There are other manufacturers eyeing the market as well. Three Taiwanese cell manufacturers formed a company called United Renewable Energy, and also intend to build a module assembly facility with up to 1,000 MW of capacity. Again, details are sparse, but there's more than one company looking to build solar module capacity in the U.S.
What JinkoSolar's investment is and what it isn't
JinkoSolar hasn't announced many details, but there are some things we can infer from the announcement. One is that JinkoSolar intends to be a market leader in the U.S. and take a first mover position in the module manufacturing market. With 2.5 GW of solar cell imports exempt from tariffs, there's only so much capacity manufacturers could build to take advantage of the tariff-free capacity, so being a first mover will be an advantage.
But we also know that JinkoSolar is far from up and running. A full-scale solar plant with cell and module manufacturing could take 1-2 years to build, and even a module assembly facility will take around a year to reach production. By then, tariffs will be down from 30% over the next year to 25%, and will decline another 5% the next two years as well.
Not everyone is so excited about investing in the U.S.

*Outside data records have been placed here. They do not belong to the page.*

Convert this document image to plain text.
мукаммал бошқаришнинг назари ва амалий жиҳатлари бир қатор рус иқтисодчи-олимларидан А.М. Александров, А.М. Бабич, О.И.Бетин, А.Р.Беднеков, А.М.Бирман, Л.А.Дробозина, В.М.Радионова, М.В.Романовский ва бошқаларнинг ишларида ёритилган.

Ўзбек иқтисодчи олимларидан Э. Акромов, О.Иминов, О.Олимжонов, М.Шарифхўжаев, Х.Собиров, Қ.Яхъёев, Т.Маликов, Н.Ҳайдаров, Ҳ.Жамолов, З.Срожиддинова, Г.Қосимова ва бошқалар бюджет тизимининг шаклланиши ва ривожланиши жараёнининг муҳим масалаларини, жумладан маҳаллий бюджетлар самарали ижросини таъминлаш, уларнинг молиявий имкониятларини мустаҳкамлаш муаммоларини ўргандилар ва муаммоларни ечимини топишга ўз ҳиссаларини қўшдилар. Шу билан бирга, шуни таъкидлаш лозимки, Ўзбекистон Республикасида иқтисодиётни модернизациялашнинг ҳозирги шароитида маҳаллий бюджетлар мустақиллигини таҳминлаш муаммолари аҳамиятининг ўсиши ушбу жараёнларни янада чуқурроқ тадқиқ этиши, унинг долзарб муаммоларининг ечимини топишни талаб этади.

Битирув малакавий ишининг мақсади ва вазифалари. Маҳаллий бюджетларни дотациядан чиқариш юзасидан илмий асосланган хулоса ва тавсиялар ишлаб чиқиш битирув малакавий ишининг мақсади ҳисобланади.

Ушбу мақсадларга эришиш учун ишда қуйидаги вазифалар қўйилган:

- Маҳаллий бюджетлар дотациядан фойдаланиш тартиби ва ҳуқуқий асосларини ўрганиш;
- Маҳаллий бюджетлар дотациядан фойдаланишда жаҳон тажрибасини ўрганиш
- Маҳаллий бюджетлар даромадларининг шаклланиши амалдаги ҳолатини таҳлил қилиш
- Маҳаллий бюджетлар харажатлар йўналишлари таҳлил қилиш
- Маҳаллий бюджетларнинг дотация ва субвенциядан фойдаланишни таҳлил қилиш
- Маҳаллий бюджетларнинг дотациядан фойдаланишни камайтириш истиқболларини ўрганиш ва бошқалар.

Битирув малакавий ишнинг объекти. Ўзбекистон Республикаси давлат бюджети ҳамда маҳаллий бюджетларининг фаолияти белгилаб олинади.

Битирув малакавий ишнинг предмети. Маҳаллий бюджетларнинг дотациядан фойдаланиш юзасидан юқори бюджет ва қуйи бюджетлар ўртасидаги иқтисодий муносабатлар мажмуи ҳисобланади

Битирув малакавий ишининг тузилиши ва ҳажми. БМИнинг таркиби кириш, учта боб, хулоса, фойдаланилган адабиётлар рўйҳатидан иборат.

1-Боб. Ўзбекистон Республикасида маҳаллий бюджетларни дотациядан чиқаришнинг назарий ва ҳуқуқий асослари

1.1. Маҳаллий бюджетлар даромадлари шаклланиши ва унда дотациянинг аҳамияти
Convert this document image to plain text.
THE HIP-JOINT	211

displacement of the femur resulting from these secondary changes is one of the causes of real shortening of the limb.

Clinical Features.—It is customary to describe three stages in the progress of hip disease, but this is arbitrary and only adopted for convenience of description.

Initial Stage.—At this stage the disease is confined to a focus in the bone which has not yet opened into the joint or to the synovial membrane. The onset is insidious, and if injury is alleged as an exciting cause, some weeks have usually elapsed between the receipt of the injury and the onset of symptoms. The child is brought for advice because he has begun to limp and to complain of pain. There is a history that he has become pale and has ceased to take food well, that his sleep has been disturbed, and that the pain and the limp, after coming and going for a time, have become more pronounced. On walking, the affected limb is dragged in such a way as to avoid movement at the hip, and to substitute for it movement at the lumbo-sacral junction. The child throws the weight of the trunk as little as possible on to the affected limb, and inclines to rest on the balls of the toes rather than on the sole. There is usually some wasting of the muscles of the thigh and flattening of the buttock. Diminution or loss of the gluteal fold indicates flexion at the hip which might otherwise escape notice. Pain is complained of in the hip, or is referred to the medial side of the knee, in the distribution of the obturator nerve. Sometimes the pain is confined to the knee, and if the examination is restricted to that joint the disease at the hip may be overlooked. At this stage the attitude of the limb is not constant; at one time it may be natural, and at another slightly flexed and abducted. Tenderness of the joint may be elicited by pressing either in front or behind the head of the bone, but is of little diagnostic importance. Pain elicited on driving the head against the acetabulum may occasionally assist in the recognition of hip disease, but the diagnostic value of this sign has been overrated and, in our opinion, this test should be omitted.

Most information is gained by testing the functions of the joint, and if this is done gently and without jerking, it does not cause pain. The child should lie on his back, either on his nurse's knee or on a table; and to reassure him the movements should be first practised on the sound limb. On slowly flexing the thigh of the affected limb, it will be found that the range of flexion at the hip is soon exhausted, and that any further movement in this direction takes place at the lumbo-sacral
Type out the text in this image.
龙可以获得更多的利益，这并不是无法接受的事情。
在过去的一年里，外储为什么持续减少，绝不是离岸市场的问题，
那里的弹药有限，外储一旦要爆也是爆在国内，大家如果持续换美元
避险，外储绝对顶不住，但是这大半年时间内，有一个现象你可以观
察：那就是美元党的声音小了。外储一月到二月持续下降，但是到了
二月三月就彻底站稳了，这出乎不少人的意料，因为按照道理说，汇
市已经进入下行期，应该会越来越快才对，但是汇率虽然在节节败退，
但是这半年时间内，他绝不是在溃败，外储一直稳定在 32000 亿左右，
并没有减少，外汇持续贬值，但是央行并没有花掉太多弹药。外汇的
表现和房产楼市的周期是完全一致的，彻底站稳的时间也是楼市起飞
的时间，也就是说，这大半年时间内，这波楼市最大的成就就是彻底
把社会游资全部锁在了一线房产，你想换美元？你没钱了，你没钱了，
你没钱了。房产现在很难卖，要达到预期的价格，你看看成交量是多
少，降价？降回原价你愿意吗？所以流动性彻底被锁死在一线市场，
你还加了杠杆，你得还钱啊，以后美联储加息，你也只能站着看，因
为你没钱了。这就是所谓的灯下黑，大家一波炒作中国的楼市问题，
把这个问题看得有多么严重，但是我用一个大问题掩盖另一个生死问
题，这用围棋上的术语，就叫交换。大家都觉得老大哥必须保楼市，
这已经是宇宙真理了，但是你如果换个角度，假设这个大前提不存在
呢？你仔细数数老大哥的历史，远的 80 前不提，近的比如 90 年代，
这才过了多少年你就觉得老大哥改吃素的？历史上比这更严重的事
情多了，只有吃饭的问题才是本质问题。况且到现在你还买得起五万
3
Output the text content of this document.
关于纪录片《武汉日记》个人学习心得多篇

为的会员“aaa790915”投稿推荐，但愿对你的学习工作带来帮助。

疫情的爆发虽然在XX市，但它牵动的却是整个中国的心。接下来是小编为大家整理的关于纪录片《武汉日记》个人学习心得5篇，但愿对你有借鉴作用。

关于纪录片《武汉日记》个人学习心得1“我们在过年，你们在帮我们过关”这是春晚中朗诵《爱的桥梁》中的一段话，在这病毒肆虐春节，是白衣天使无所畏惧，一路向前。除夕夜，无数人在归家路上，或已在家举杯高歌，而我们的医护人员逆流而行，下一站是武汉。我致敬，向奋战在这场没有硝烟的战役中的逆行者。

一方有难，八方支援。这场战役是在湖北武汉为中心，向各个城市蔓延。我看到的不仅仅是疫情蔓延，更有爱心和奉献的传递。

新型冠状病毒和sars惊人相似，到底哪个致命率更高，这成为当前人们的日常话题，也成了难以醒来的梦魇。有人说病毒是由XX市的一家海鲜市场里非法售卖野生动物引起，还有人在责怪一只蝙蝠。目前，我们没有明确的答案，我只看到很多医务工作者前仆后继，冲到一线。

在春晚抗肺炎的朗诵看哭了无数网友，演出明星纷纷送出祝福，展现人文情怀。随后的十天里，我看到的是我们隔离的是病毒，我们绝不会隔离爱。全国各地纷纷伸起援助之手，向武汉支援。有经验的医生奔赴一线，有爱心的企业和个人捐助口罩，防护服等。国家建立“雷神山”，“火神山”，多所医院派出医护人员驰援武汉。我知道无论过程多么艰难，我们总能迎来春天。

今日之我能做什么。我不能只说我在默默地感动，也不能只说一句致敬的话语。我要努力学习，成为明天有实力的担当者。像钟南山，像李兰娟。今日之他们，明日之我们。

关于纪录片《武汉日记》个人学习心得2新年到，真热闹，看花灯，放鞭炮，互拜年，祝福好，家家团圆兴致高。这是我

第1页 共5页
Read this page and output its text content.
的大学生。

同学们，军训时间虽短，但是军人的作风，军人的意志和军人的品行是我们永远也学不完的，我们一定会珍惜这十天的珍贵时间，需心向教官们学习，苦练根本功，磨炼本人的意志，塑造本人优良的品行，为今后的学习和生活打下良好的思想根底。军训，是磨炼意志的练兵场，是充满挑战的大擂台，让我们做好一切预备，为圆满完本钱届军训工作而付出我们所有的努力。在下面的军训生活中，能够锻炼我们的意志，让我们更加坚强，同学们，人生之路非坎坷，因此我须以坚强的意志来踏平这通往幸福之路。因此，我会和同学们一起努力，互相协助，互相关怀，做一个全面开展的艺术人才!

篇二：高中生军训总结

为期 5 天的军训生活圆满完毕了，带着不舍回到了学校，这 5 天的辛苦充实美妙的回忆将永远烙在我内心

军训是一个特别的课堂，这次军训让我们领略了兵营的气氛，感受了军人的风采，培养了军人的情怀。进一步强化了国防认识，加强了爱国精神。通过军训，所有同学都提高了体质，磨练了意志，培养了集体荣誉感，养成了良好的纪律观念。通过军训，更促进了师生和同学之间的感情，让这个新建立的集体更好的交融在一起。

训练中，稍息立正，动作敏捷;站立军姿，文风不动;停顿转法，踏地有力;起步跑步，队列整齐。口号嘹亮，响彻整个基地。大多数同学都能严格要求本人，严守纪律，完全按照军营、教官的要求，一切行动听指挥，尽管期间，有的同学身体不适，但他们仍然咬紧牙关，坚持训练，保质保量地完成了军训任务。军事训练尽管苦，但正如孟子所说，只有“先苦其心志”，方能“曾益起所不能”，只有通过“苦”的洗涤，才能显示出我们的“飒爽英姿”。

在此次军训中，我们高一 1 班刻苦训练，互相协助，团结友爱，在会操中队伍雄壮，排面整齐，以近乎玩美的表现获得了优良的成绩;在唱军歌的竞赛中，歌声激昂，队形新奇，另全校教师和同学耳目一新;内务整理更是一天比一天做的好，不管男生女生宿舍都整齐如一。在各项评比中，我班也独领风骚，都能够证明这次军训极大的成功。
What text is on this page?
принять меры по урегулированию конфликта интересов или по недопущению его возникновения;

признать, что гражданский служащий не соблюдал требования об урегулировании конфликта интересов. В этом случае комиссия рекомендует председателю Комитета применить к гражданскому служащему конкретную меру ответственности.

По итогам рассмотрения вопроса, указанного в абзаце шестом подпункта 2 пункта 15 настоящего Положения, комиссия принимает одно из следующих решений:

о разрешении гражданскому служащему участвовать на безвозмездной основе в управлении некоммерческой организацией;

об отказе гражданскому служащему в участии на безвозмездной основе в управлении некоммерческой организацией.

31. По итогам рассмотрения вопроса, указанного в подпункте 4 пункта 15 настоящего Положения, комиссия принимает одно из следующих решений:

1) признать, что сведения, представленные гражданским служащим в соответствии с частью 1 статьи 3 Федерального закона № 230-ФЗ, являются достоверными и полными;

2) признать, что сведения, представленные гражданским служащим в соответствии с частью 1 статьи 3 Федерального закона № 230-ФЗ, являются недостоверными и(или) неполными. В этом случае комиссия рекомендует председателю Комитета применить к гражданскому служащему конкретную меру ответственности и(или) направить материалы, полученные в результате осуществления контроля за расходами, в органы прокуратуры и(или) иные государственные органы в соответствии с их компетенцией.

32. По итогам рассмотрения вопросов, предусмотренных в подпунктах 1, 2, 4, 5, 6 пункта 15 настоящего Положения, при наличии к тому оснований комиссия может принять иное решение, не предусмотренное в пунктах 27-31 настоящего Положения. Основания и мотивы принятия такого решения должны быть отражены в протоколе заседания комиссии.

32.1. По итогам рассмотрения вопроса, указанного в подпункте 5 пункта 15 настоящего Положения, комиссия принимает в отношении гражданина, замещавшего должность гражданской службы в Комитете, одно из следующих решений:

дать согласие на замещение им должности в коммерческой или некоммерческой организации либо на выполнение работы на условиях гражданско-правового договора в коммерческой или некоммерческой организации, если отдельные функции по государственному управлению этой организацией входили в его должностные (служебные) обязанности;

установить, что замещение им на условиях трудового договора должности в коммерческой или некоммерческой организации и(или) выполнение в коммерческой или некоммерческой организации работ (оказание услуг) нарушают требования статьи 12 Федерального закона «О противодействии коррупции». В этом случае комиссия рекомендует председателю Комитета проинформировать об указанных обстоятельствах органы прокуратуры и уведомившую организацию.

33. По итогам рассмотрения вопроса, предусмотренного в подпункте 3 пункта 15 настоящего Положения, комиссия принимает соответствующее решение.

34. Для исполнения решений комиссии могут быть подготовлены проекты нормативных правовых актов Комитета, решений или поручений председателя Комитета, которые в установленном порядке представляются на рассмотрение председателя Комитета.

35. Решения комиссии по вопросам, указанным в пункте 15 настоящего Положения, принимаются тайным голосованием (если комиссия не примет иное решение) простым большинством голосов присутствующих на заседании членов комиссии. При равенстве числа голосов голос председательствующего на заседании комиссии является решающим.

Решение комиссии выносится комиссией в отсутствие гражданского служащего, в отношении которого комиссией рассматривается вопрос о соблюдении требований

As some Asian suppliers advance their U.S. manufacturing plans, U.S. based SunPower (NASDAQ:SPWR) has toned them down. The company halted a $20 million expansion that would increase its U.S. manufacturing capacity until it knows whether its cells will be exempt from solar tariffs. If they're not, the company's cells may be expensive enough that they'll be priced out of the market.
Time will tell if SunPower indeed slows down its manufacturing investment in the U.S., but if it makes sense for any company to move production here I would think it's SunPower.
A manufacturing renaissance at a cost
While some solar manufacturing may move to the U.S. because of tariffs, there's going to be a cost for the industry. GTM Research estimates that about 10% of the U.S. solar market will be lost because of tariffs, costing the industry about 23,000 jobs (installation is much more job-intensive than manufacturing).
For JinkoSolar, it's not yet clear that the investment in a new plant will even be profitable given the rapid reduction in tariffs from 30% in year one to 15% in year four. But it wants a foothold in the market, and that's notable because manufacturers look like they're ready to fight to stay in the U.S.